Le paludisme urbain et périurbain est en progression en Asie méridionale et dans de nombreuses régions d’Afrique. Les con- flits militaires et l’agitation sociale, conjugués à des modifications défavorables du milieu, sont en grande partie responsables de ces épidémies, car elles entraînent des déplacements vers les zones impaludées d’un grand nombre de réfugiés non protégés, non immuns et physiquement affaiblis. Ces mouvements de population entraînent à leur tour de nouvelles flambées de paludisme et rendent encore plus explosives des situations déjà favorables aux épidémies.

La concentration des exploitations minières d’or ou de pierres précieuses dans les zones forestières d’Amérique du Sud ou d’Asie du Sud-Est, où l’on observe un afflux ininterrompu de travailleurs migrants exposés à une transmission très importante du paludisme, conduit également à des épidémies. D’ailleurs, il s’agit là des foyers initiaux de la polychimiorésistance en dehors de l’Afrique subsaharienne.
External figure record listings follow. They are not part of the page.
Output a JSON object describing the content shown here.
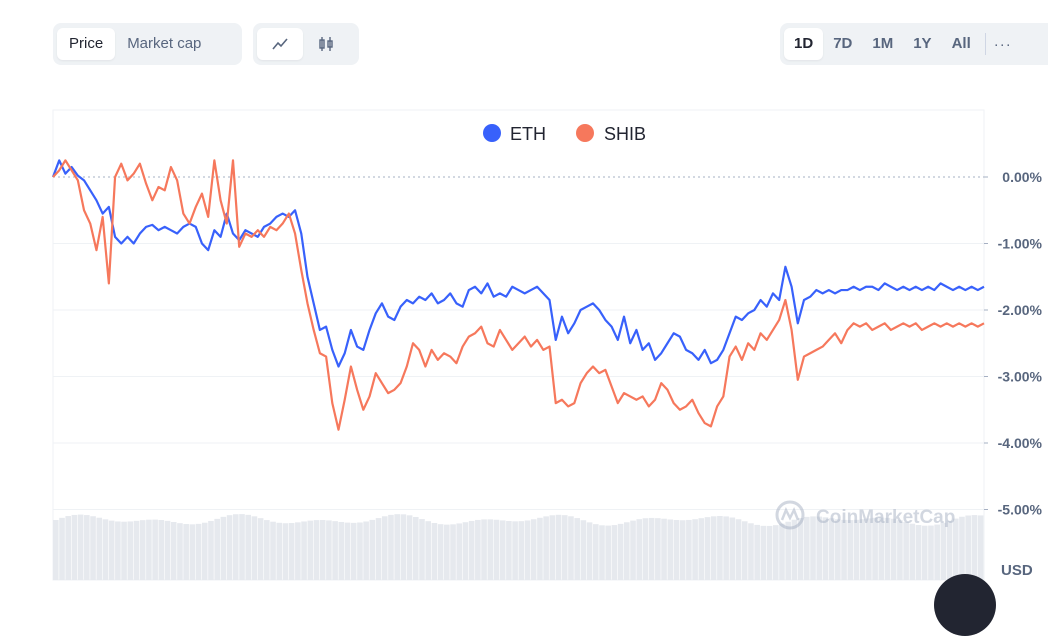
{
  "toolbar": {
    "type_tabs": [
      "Price",
      "Market cap"
    ],
    "active_type": "Price",
    "mode_icons": [
      "line-chart-icon",
      "candlestick-icon"
    ],
    "active_mode": "line-chart-icon",
    "ranges": [
      "1D",
      "7D",
      "1M",
      "1Y",
      "All"
    ],
    "active_range": "1D",
    "more_label": "···"
  },
  "watermark": "CoinMarketCap",
  "currency": "USD",
  "colors": {
    "ETH": "#3861fb",
    "SHIB": "#f6785c",
    "grid": "#eff2f5",
    "axis_text": "#58667e"
  },
  "chart_data": {
    "type": "line",
    "ylabel": "",
    "ylim": [
      -5.0,
      0.9
    ],
    "yticks": [
      0,
      -1,
      -2,
      -3,
      -4,
      -5
    ],
    "ytick_labels": [
      "0.00%",
      "-1.00%",
      "-2.00%",
      "-3.00%",
      "-4.00%",
      "-5.00%"
    ],
    "legend": [
      "ETH",
      "SHIB"
    ],
    "legend_position": "top-center",
    "grid": true,
    "x": [
      0,
      2,
      4,
      6,
      8,
      10,
      12,
      14,
      16,
      18,
      20,
      22,
      24,
      26,
      28,
      30,
      32,
      34,
      36,
      38,
      40,
      42,
      44,
      46,
      48,
      50,
      52,
      54,
      56,
      58,
      60,
      62,
      64,
      66,
      68,
      70,
      72,
      74,
      76,
      78,
      80,
      82,
      84,
      86,
      88,
      90,
      92,
      94,
      96,
      98,
      100,
      102,
      104,
      106,
      108,
      110,
      112,
      114,
      116,
      118,
      120,
      122,
      124,
      126,
      128,
      130,
      132,
      134,
      136,
      138,
      140,
      142,
      144,
      146,
      148,
      150,
      152,
      154,
      156,
      158,
      160,
      162,
      164,
      166,
      168,
      170,
      172,
      174,
      176,
      178,
      180,
      182,
      184,
      186,
      188,
      190,
      192,
      194,
      196,
      198,
      200,
      202,
      204,
      206,
      208,
      210,
      212,
      214,
      216,
      218,
      220,
      222,
      224,
      226,
      228,
      230,
      232,
      234,
      236,
      238,
      240,
      242,
      244,
      246,
      248,
      250,
      252,
      254,
      256,
      258,
      260,
      262,
      264,
      266,
      268,
      270,
      272,
      274,
      276,
      278,
      280,
      282,
      284,
      286,
      288,
      290,
      292,
      294,
      296,
      298,
      300
    ],
    "series": [
      {
        "name": "ETH",
        "values": [
          0,
          0.25,
          0.05,
          0.15,
          0.02,
          -0.05,
          -0.2,
          -0.35,
          -0.55,
          -0.45,
          -0.9,
          -1.0,
          -0.9,
          -1.0,
          -0.85,
          -0.75,
          -0.72,
          -0.8,
          -0.75,
          -0.8,
          -0.85,
          -0.75,
          -0.7,
          -0.75,
          -1.0,
          -1.1,
          -0.8,
          -0.9,
          -0.55,
          -0.85,
          -0.95,
          -0.8,
          -0.85,
          -0.9,
          -0.75,
          -0.7,
          -0.6,
          -0.55,
          -0.6,
          -0.5,
          -0.85,
          -1.5,
          -1.9,
          -2.3,
          -2.25,
          -2.6,
          -2.85,
          -2.65,
          -2.3,
          -2.55,
          -2.6,
          -2.3,
          -2.05,
          -1.9,
          -2.1,
          -2.15,
          -1.95,
          -1.85,
          -1.9,
          -1.8,
          -1.85,
          -1.75,
          -1.9,
          -1.85,
          -1.75,
          -1.9,
          -1.95,
          -1.7,
          -1.65,
          -1.75,
          -1.6,
          -1.8,
          -1.75,
          -1.8,
          -1.65,
          -1.7,
          -1.75,
          -1.7,
          -1.65,
          -1.75,
          -1.85,
          -2.45,
          -2.1,
          -2.35,
          -2.2,
          -2.0,
          -1.95,
          -1.9,
          -2.0,
          -2.15,
          -2.25,
          -2.45,
          -2.1,
          -2.5,
          -2.3,
          -2.6,
          -2.5,
          -2.75,
          -2.65,
          -2.5,
          -2.35,
          -2.4,
          -2.6,
          -2.65,
          -2.75,
          -2.6,
          -2.8,
          -2.75,
          -2.6,
          -2.35,
          -2.1,
          -2.15,
          -2.05,
          -2.0,
          -1.85,
          -1.95,
          -1.75,
          -1.85,
          -1.35,
          -1.65,
          -2.2,
          -1.85,
          -1.8,
          -1.7,
          -1.75,
          -1.7,
          -1.75,
          -1.7,
          -1.7,
          -1.65,
          -1.7,
          -1.65,
          -1.65,
          -1.7,
          -1.6,
          -1.65,
          -1.7,
          -1.65,
          -1.7,
          -1.65,
          -1.7,
          -1.65,
          -1.7,
          -1.6,
          -1.65,
          -1.7,
          -1.65,
          -1.7,
          -1.65,
          -1.7,
          -1.65
        ]
      },
      {
        "name": "SHIB",
        "values": [
          0,
          0.1,
          0.25,
          0.1,
          -0.05,
          -0.5,
          -0.7,
          -1.1,
          -0.6,
          -1.6,
          0.0,
          0.2,
          -0.05,
          0.05,
          0.2,
          -0.1,
          -0.35,
          -0.15,
          -0.2,
          0.15,
          -0.05,
          -0.55,
          -0.7,
          -0.45,
          -0.25,
          -0.6,
          0.25,
          -0.35,
          -0.7,
          0.25,
          -1.05,
          -0.85,
          -0.9,
          -0.8,
          -0.9,
          -0.75,
          -0.8,
          -0.7,
          -0.55,
          -0.85,
          -1.4,
          -1.9,
          -2.3,
          -2.65,
          -2.7,
          -3.4,
          -3.8,
          -3.35,
          -2.85,
          -3.2,
          -3.5,
          -3.3,
          -2.95,
          -3.1,
          -3.25,
          -3.2,
          -3.1,
          -2.85,
          -2.5,
          -2.6,
          -2.85,
          -2.6,
          -2.75,
          -2.65,
          -2.7,
          -2.8,
          -2.55,
          -2.4,
          -2.35,
          -2.25,
          -2.5,
          -2.55,
          -2.3,
          -2.45,
          -2.6,
          -2.5,
          -2.4,
          -2.55,
          -2.45,
          -2.6,
          -2.55,
          -3.4,
          -3.35,
          -3.45,
          -3.4,
          -3.1,
          -2.95,
          -2.85,
          -2.95,
          -2.9,
          -3.15,
          -3.4,
          -3.25,
          -3.3,
          -3.35,
          -3.3,
          -3.45,
          -3.35,
          -3.1,
          -3.2,
          -3.4,
          -3.5,
          -3.45,
          -3.35,
          -3.55,
          -3.7,
          -3.75,
          -3.45,
          -3.3,
          -2.7,
          -2.55,
          -2.75,
          -2.5,
          -2.6,
          -2.35,
          -2.45,
          -2.3,
          -2.15,
          -1.85,
          -2.3,
          -3.05,
          -2.7,
          -2.65,
          -2.6,
          -2.55,
          -2.45,
          -2.35,
          -2.5,
          -2.3,
          -2.2,
          -2.25,
          -2.2,
          -2.3,
          -2.25,
          -2.2,
          -2.3,
          -2.25,
          -2.2,
          -2.25,
          -2.2,
          -2.3,
          -2.25,
          -2.2,
          -2.25,
          -2.2,
          -2.25,
          -2.2,
          -2.25,
          -2.2,
          -2.25,
          -2.2
        ]
      }
    ]
  }
}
Tout aussi inquiétante est la réémergence du paludisme dans des régions dont il avait été éradiqué (par exemple en République démocratique populaire de Corée, en République de Corée et au Tadjikistan), ou sa progression dans des pays où il était con- sidéré jusqu’ici comme pratiquement éradiqué (par exemple en Azerbaïdjan, dans le nord de l’Iraq et en Turquie). Les épidémies de paludisme qui se produisent actuellement dans la plupart de ces pays résultent d’une détérioration rapide des opérations de prévention et de lutte, dont les causes sont multiples.

Les effets économiques du paludisme sont particulièrement visibles dans les zones rurales où la maladie frappe souvent à une époque de l’année où l’agriculture a le plus grand besoin de main-d’Å“uvre. En outre, il est une cause habituelle d’absentéisme scolaire, qui peut parfois atteindre 28%. On estime que le coût direct et indirect du paludisme pour la seule Afrique dépasse 2 milliards de dollars des Etats-Unis.


1 Seul ou associé à d’autres maladies.